At Beaulieu yet another remarkable German rotary-wing aircraft was test-flown after the war: the Fa330 Bachstelze (Wagtail). This small machine was not, strictly speaking, a helicopter but a rotary-wing kite. It was carried in dismantled form in two watertight compartments on the deck of Type IX ocean-going U-boats; its function was to provide a high vantage point for spotting targets in the Indian Ocean and the South Atlantic, where isolated ‘independents’ – single merchant ships – sailed these little frequented waters without escorts for protection. The low height of a surfaced U-boat’s conning tower strictly limited the range of search, but, towed by the U-boat, the Bachstelze could climb to some 500 feet, enabling its pilot/observer greatly to extend the submarine’s field of vision. A telephone cable connected the pilot to the U-boat’s commander and, on sighting a ship, he was in theory winched down to the deck.
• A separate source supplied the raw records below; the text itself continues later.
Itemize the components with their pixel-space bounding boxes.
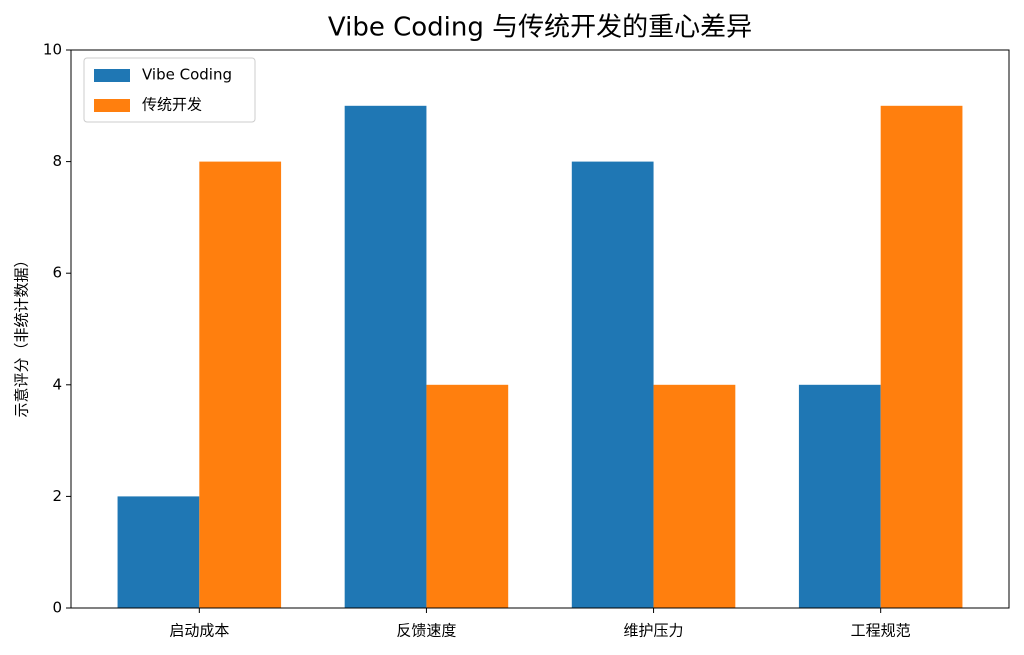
y-tick-label: 0 — [52, 599, 62, 617]
bar — [571, 161, 654, 608]
x-tick-label: 维护压力 — [624, 622, 684, 640]
x-tick-label: 启动成本 — [169, 622, 229, 640]
bar — [880, 105, 963, 609]
y-tick-label: 8 — [52, 152, 62, 170]
legend-label: 传统开发 — [142, 96, 202, 114]
bar — [653, 384, 736, 608]
y-tick-label: 2 — [52, 487, 62, 505]
x-tick-label: 工程规范 — [851, 622, 911, 640]
bar — [798, 384, 881, 608]
bar — [426, 384, 509, 608]
legend-swatch — [94, 99, 130, 112]
bar — [344, 105, 427, 609]
y-tick-label: 4 — [52, 375, 62, 393]
chart-title: Vibe Coding 与传统开发的重心差异 — [328, 13, 752, 43]
x-tick-label: 反馈速度 — [396, 622, 456, 640]
y-tick-label: 6 — [52, 264, 62, 282]
bar — [199, 161, 282, 608]
y-axis-label: 示意评分（非统计数据） — [13, 252, 31, 417]
plot-frame — [70, 49, 1010, 609]
y-tick-label: 10 — [43, 41, 62, 59]
bar — [117, 496, 200, 608]
legend-label: Vibe Coding — [142, 66, 232, 84]
legend-swatch — [94, 69, 130, 82]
However, if the vessel reported was thought to be a warship, or if an aircraft appeared, the submarine would crash-dive and the unfortunate pilot had then to jettison the rotors, which flew upwards, deploying a parachute as they departed which enabled him to descend into the sea still seated in the simple tubular fuselage. He then released his seat straps and, in the cynical words of a wartime report, ‘drowned in the normal way’. Two Fa330s survive in England: one in the Science Museum, the other in store for the RAF Museum.

A little-known British rotary-wing development was the Rotajeep, one of a number of proposals tested by the Airborne Forces Experimental Establishment from 1942, for utilising rotating wings to enable military loads, ranging from a single soldier to a tank, to be towed into battle with the Airborne Forces. The Rotajeep was a standard US Army Jeep with the addition of a simple fuselage and tail unit and a pylon which carried a folding 2-bladed rotor. Test flights were made in 1942, when the Rotajeep was towed behind a Whitley at speeds up to about 150 mph; although the tests were reasonably successful, serious problems of stability arose and no free flights were attempted. Had the problems been overcome and the trials continued, the towing aircraft would have released the Rotajeep which would have drifted down like a sycamore leaf to land at a mere 36 mph. Safely arrived, the crew could then fold the rotors, start the jeep’s engine and drive into action. The Rotajeep idea was not developed. Nor was a similar proposal – the addition of no less than 155-ft rotors on to tanks; one was actually built but, perhaps wisely, not flown.